The last few weeks have been filled with moments of gorgeous light and pulsating darkness.
As humans we easily gravitate towards talking and connecting through the light, the joyous spaces of our life but often struggle with opening up about our shadows, our fears of judgement, our hidden parts that feel unsettled.
The dance between sharing both sides of ourselves can make us feel vulnerable and uncomfortable, BUT when we sink into this dance and open ourselves up and listen to our inner and outer guides we can elevate and rejuvenate our souls and build bridges to deeper connections.
This week I had two wonderful exchanges with my daughter who is almost 12, and definitely in the throws of starting puberty. The first conversation, encompassed talking about the shadow self and the other was an evening of playful dialogue that allowed our silly, joyous and humorous sides to fly freely.
Our evening ritual, which my daughter still asks for and wants deeply, is to lay beside each other and share a Rose (a celebration from the day), a Thorn (a challenge or draining part from the day), and a Bud (something we are looking forward to). We take turns sharing these pieces of our day with each other and they often lead to great conversations.
Last week, my daughter had a nightmare, which was her thorn because it had stuck with her all day. The nightmare was about her and a friend exploring our woods and getting attacked by a rabid coyote whom she had to stomp to death. My daughter is an animal lover so this troubled her greatly and she couldn’t shake the sadness and fear that had been lingering. She was afraid the dream would begin again and became anxious that she wouldn’t be able to sleep.
As a young child I used to have a reoccurring nightmare about my house catching fire and it being surrounded by wolves who chased me through the woods as I escaped the fire. I shared this with her but also relayed that over the years I have come to see the wolf as one of my spirit animals, and learned she is my shadow self, my fear and my fierceness and that when we give space to be curious about our fears instead of anxious we can become partners with it.
So I asked her what she thought the coyote might be trying to teach her, what was she fearful of?
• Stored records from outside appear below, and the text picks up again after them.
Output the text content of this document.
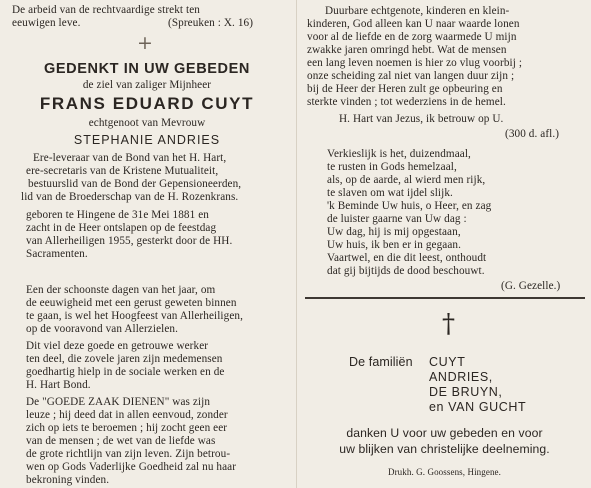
De arbeid van de rechtvaardige strekt ten
eeuwigen leve.	(Spreuken : X. 16)
+
GEDENKT IN UW GEBEDEN
de ziel van zaliger Mijnheer
FRANS EDUARD CUYT
echtgenoot van Mevrouw
STEPHANIE ANDRIES
Ere-leveraar van de Bond van het H. Hart,
ere-secretaris van de Kristene Mutualiteit,
bestuurslid van de Bond der Gepensioneerden,
lid van de Broederschap van de H. Rozenkrans.
geboren te Hingene de 31e Mei 1881 en
zacht in de Heer ontslapen op de feestdag
van Allerheiligen 1955, gesterkt door de HH.
Sacramenten.
Een der schoonste dagen van het jaar, om
de eeuwigheid met een gerust geweten binnen
te gaan, is wel het Hoogfeest van Allerheiligen,
op de vooravond van Allerzielen.
Dit viel deze goede en getrouwe werker
ten deel, die zovele jaren zijn medemensen
goedhartig hielp in de sociale werken en de
H. Hart Bond.
De "GOEDE ZAAK DIENEN" was zijn
leuze ; hij deed dat in allen eenvoud, zonder
zich op iets te beroemen ; hij zocht geen eer
van de mensen ; de wet van de liefde was
de grote richtlijn van zijn leven. Zijn betrou-
wen op Gods Vaderlijke Goedheid zal nu haar
bekroning vinden.
Duurbare echtgenote, kinderen en klein-
kinderen, God alleen kan U naar waarde lonen
voor al de liefde en de zorg waarmede U mijn
zwakke jaren omringd hebt. Wat de mensen
een lang leven noemen is hier zo vlug voorbij ;
onze scheiding zal niet van langen duur zijn ;
bij de Heer der Heren zult ge opbeuring en
sterkte vinden ; tot wederziens in de hemel.
H. Hart van Jezus, ik betrouw op U.
(300 d. afl.)
Verkieslijk is het, duizendmaal,
te rusten in Gods hemelzaal,
als, op de aarde, al wierd men rijk,
te slaven om wat ijdel slijk.
'k Beminde Uw huis, o Heer, en zag
de luister gaarne van Uw dag :
Uw dag, hij is mij opgestaan,
Uw huis, ik ben er in gegaan.
Vaartwel, en die dit leest, onthoudt
dat gij bijtijds de dood beschouwt.
(G. Gezelle.)
†
De familiën CUYT
ANDRIES,
DE BRUYN,
en VAN GUCHT
danken U voor uw gebeden en voor
uw blijken van christelijke deelneming.
Drukh. G. Goossens, Hingene.
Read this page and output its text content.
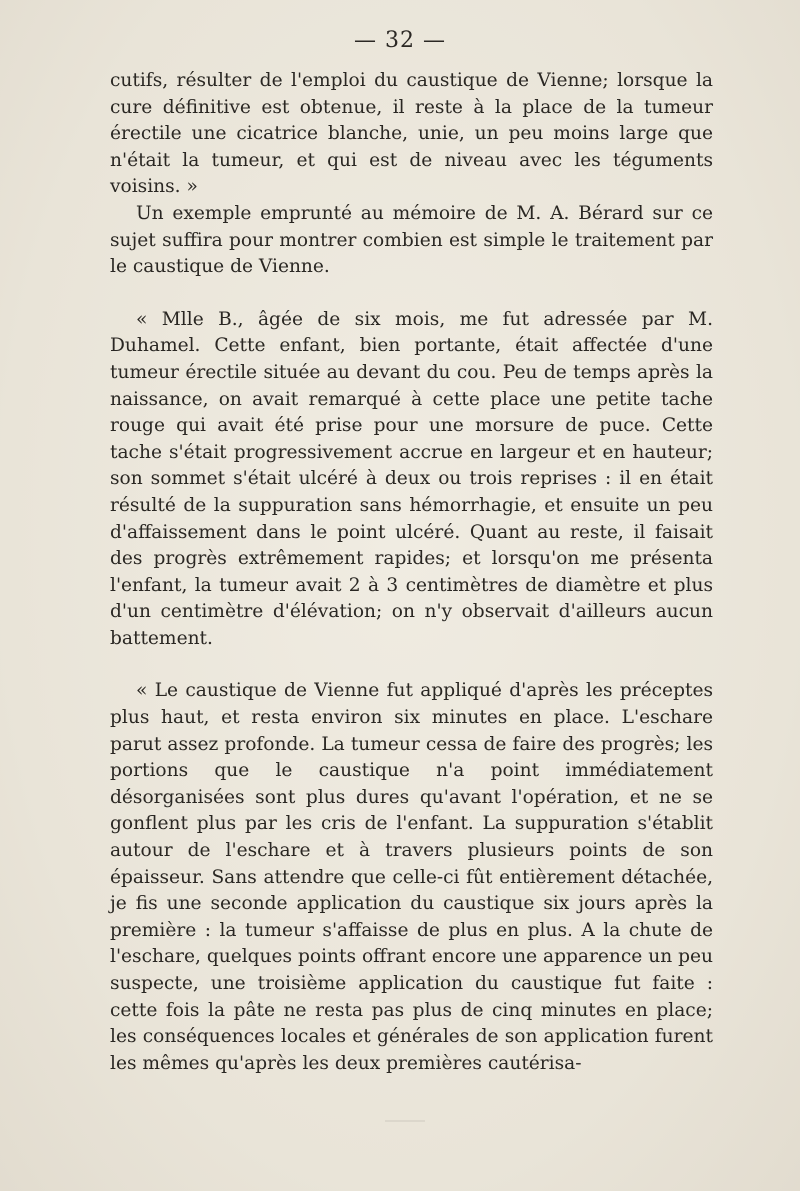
— 32 —

cutifs, résulter de l'emploi du caustique de Vienne; lorsque la cure définitive est obtenue, il reste à la place de la tumeur érectile une cicatrice blanche, unie, un peu moins large que n'était la tumeur, et qui est de niveau avec les téguments voisins. »

Un exemple emprunté au mémoire de M. A. Bérard sur ce sujet suffira pour montrer combien est simple le traitement par le caustique de Vienne.

« Mlle B., âgée de six mois, me fut adressée par M. Duhamel. Cette enfant, bien portante, était affectée d'une tumeur érectile située au devant du cou. Peu de temps après la naissance, on avait remarqué à cette place une petite tache rouge qui avait été prise pour une morsure de puce. Cette tache s'était progressivement accrue en largeur et en hauteur; son sommet s'était ulcéré à deux ou trois reprises : il en était résulté de la suppuration sans hémorrhagie, et ensuite un peu d'affaissement dans le point ulcéré. Quant au reste, il faisait des progrès extrêmement rapides; et lorsqu'on me présenta l'enfant, la tumeur avait 2 à 3 centimètres de diamètre et plus d'un centimètre d'élévation; on n'y observait d'ailleurs aucun battement.

« Le caustique de Vienne fut appliqué d'après les préceptes plus haut, et resta environ six minutes en place. L'eschare parut assez profonde. La tumeur cessa de faire des progrès; les portions que le caustique n'a point immédiatement désorganisées sont plus dures qu'avant l'opération, et ne se gonflent plus par les cris de l'enfant. La suppuration s'établit autour de l'eschare et à travers plusieurs points de son épaisseur. Sans attendre que celle-ci fût entièrement détachée, je fis une seconde application du caustique six jours après la première : la tumeur s'affaisse de plus en plus. A la chute de l'eschare, quelques points offrant encore une apparence un peu suspecte, une troisième application du caustique fut faite : cette fois la pâte ne resta pas plus de cinq minutes en place; les conséquences locales et générales de son application furent les mêmes qu'après les deux premières cautérisa-
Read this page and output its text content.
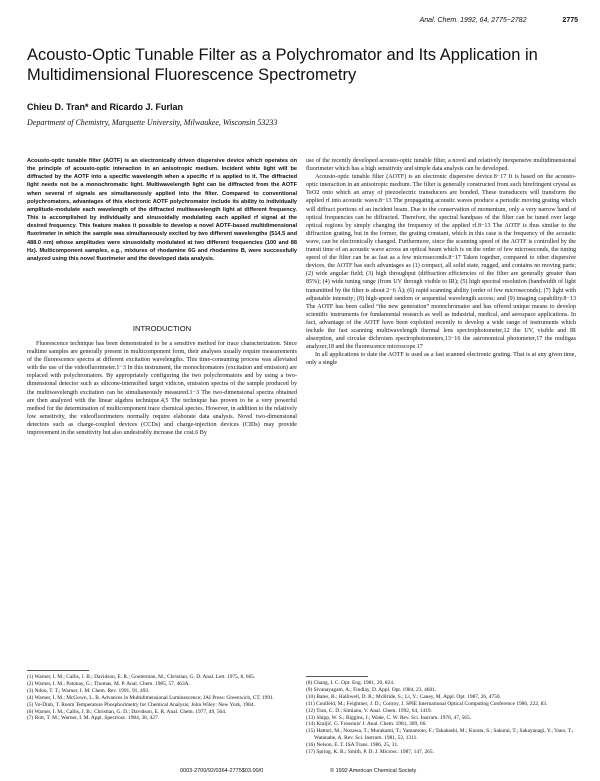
Anal. Chem. 1992, 64, 2775−2782	2775
Acousto-Optic Tunable Filter as a Polychromator and Its Application in Multidimensional Fluorescence Spectrometry
Chieu D. Tran* and Ricardo J. Furlan
Department of Chemistry, Marquette University, Milwaukee, Wisconsin 53233

Acousto-optic tunable filter (AOTF) is an electronically driven dispersive device which operates on the principle of acousto-optic interaction in an anisotropic medium. Incident white light will be diffracted by the AOTF into a specific wavelength when a specific rf is applied to it. The diffracted light needs not be a monochromatic light. Multiwavelength light can be diffracted from the AOTF when several rf signals are simultaneously applied into the filter. Compared to conventional polychromators, advantages of this electronic AOTF polychromator include its ability to individually amplitude-modulate each wavelength of the diffracted multiwavelength light at different frequency. This is accomplished by individually and sinusoidally modulating each applied rf signal at the desired frequency. This feature makes it possible to develop a novel AOTF-based multidimensional fluorimeter in which the sample was simultaneously excited by two different wavelengths (514.5 and 488.0 nm) whose amplitudes were sinusoidally modulated at two different frequencies (100 and 88 Hz). Multicomponent samples, e.g., mixtures of rhodamine 6G and rhodamine B, were successfully analyzed using this novel fluorimeter and the developed data analysis.

INTRODUCTION

Fluorescence technique has been demonstrated to be a sensitive method for trace characterization. Since realtime samples are generally present in multicomponent form, their analyses usually require measurements of the fluorescence spectra at different excitation wavelengths. This time-consuming process was alleviated with the use of the videofluorimeter.1−3 In this instrument, the monochromators (excitation and emission) are replaced with polychromators. By appropriately configuring the two polychromators and by using a two-dimensional detector such as silicone-intensified target vidicon, emission spectra of the sample produced by the multiwavelength excitation can be simultaneously measured.1−3 The two-dimensional spectra obtained are then analyzed with the linear algebra technique.4,5 The technique has proven to be a very powerful method for the determination of multicomponent trace chemical species. However, in addition to the relatively low sensitivity, the videofluorimeters normally require elaborate data analysis. Novel two-dimensional detectors such as charge-coupled devices (CCDs) and charge-injection devices (CIDs) may provide improvement in the sensitivity but also undesirably increase the cost.6 By

(1) Warner, I. M.; Callis, J. B.; Davidson, E. R.; Gouterman, M.; Christian, G. D. Anal. Lett. 1975, 8, 665.
(2) Warner, I. M.; Patonay, G.; Thomas, M. P. Anal. Chem. 1985, 57, 463A.
(3) Ndou, T. T.; Warner, I. M. Chem. Rev. 1991, 91, 493.
(4) Warner, I. M.; McGown, L. B. Advances in Multidimensional Luminescence; JAI Press: Greenwich, CT, 1991.
(5) Vo-Dinh, T. Room Temperature Phosphorimetry for Chemical Analysis; John Wiley: New York, 1984.
(6) Warner, I. M.; Callis, J. B.; Christian, G. D.; Davidson, E. R. Anal. Chem. 1977, 49, 564.
(7) Bott, T. M.; Warner, I. M. Appl. Spectrosc. 1984, 38, 427.

use of the recently developed acousto-optic tunable filter, a novel and relatively inexpensive multidimensional fluorimeter which has a high sensitivity and simple data analysis can be developed.

Acousto-optic tunable filter (AOTF) is an electronic dispersive device.8−17 It is based on the acousto-optic interaction in an anisotropic medium. The filter is generally constructed from such birefringent crystal as TeO2 onto which an array of piezoelectric transducers are bonded. These transducers will transform the applied rf into acoustic wave.8−13 The propagating acoustic waves produce a periodic moving grating which will diffract portions of an incident beam. Due to the conservation of momentum, only a very narrow band of optical frequencies can be diffracted. Therefore, the spectral bandpass of the filter can be tuned over large optical regions by simply changing the frequency of the applied rf.8−13 The AOTF is thus similar to the diffraction grating, but in the former, the grating constant, which in this case is the frequency of the acoustic wave, can be electronically changed. Furthermore, since the scanning speed of the AOTF is controlled by the transit time of an acoustic wave across an optical beam which is on the order of few microseconds, the tuning speed of the filter can be as fast as a few microseconds.8−17 Taken together, compared to other dispersive devices, the AOTF has such advantages as (1) compact, all solid state, rugged, and contains no moving parts; (2) wide angular field; (3) high throughput (diffraction efficiencies of the filter are generally greater than 85%); (4) wide tuning range (from UV through visible to IR); (5) high spectral resolution (bandwidth of light transmitted by the filter is about 2−6 Å); (6) rapid scanning ability (order of few microseconds); (7) light with adjustable intensity; (8) high-speed random or sequential wavelength access; and (9) imaging capability.8−13 The AOTF has been called “the new generation” monochromator and has offered unique means to develop scientific instruments for fundamental research as well as industrial, medical, and aerospace applications. In fact, advantage of the AOTF have been exploited recently to develop a wide range of instruments which include the fast scanning multiwavelength thermal lens spectrophotometer,12 the UV, visible and IR absorption, and circular dichroism spectrophotometers,13−16 the astronomical photometer,17 the multigas analyzer,18 and the fluorescence microscope.17

In all applications to date the AOTF is used as a fast scanned electronic grating. That is at any given time, only a single

(8) Chang, I. C. Opt. Eng. 1981, 20, 824.
(9) Sivanayagam, A.; Findlay, D. Appl. Opt. 1984, 23, 4601.
(10) Bates, B.; Halliwell, D. R.; McBride, S.; Li, Y.; Caney, M. Appl. Opt. 1987, 26, 4750.
(11) Coulfeld, M.; Feightner, J. D.; Conroy, J. SPIE International Optical Computing Conference 1986, 222, 83.
(12) Tran, C. D.; Simianu, V. Anal. Chem. 1992, 64, 1419.
(13) Shipp, W. S.; Biggins, J.; Wade, C. W. Rev. Sci. Instrum. 1976, 47, 565.
(14) Kraljić, G. Frossinis' J. Anal. Chem. 1981, 309, 66.
(15) Hattori, M.; Nozawa, T.; Murakami, T.; Yamamoto, F.; Takahashi, M.; Kurata, S.; Sakurai, T.; Sakayanagi, Y.; Yano, T.; Watanabe, A. Rev. Sci. Instrum. 1981, 52, 1311.
(16) Nelson, E. T. ISA Trans. 1986, 25, 31.
(17) Spring, K. R.; Smith, P. D. J. Microsc. 1987, 147, 265.
0003-2700/92/0364-2775$03.00/0	© 1992 American Chemical Society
She answered with “ Good question, I don’t know but let me think about that” And then she whispered to me, “ Wisdom from Andrea Parker, Thank You Mommy.” Last night I asked her again if she had time to think about it and her answer was growing up and being alone. But she also said that she had been fearful of this for a long time and now that fear isn’t as intense. I hugged her and let her know that she is surrounded by people that love her and even if they are far away that they will be reachable.
This small connection and exchange of the deeper part of myself and understanding with her, helped her shift her fear to curiosity and be able to sleep that night. Shadow turned into light.
For as long as I can remember, I have had a deep seeded fear of judgement. I hated playing dolls or school or any imaginary play when I was little because I was fearful of being too silly, or not saying the right thing or being misunderstood. So from a young age I stifled my voice and only shared my silly, strange, dark thoughts with those closest to me, those that I felt safe with.
Last night my daughter started writing a story for school.
It needed to be a narrative with an animal from the ecosystem or farm at her school and incorporate ways that the animal aft and is affective by the ecosystem. She lovingly chose a woodchuck.
She loves writing so spent a good hour writing and then shared it with me. It was in the first person and about a woodchuck who lived at the farm but his parents had died when they got chased by a fox and ran into an electric fence. This woodchuck finds himself in the same position but it turns out differently and he ends up in the animal rescue they have at the school.
After she was reading this I asked her if she could imagine herself as a woodchuck and describe things a bit more from his perspective and with his personality. This could have gone really wrong depending on the night, for she may have seen this as me helping or hurting her creativity, (an on going struggle at this age!)
Last night was a good night and this is where my light and her light connected.
We started to riff about what he would say, what he would call things. We pretended to move like a woodchuck and look around as if we were him.
Silliness ensued as we imagined him coming out of his burrow and spotting the beady eyed sharp teeth monster and wishing he hadn’t eaten so much broccoli that morning, as he was plodding through the field.
After we finished laughing so hard our stomachs hurt, I asked her what words would she describe things instead of the words we humans use. This lead to us getting even sillier- the electric fence became the oucher lines and the zapper, tomatoes ( which he didn’t like) were red bursts of sour yuckiness.
This play with words, the humor and silliness opened my heart and fused a beautiful connection between us mother and daughter and healed a part inside myself, that part of me as a little girl who felt misunderstood.
I love being silly but rarely allow myself to be goofy or over the top for fear of how my words would be perceived. Reconnecting to my joker made space for my voice to come through loud and clear, dancing with the shadow and the light.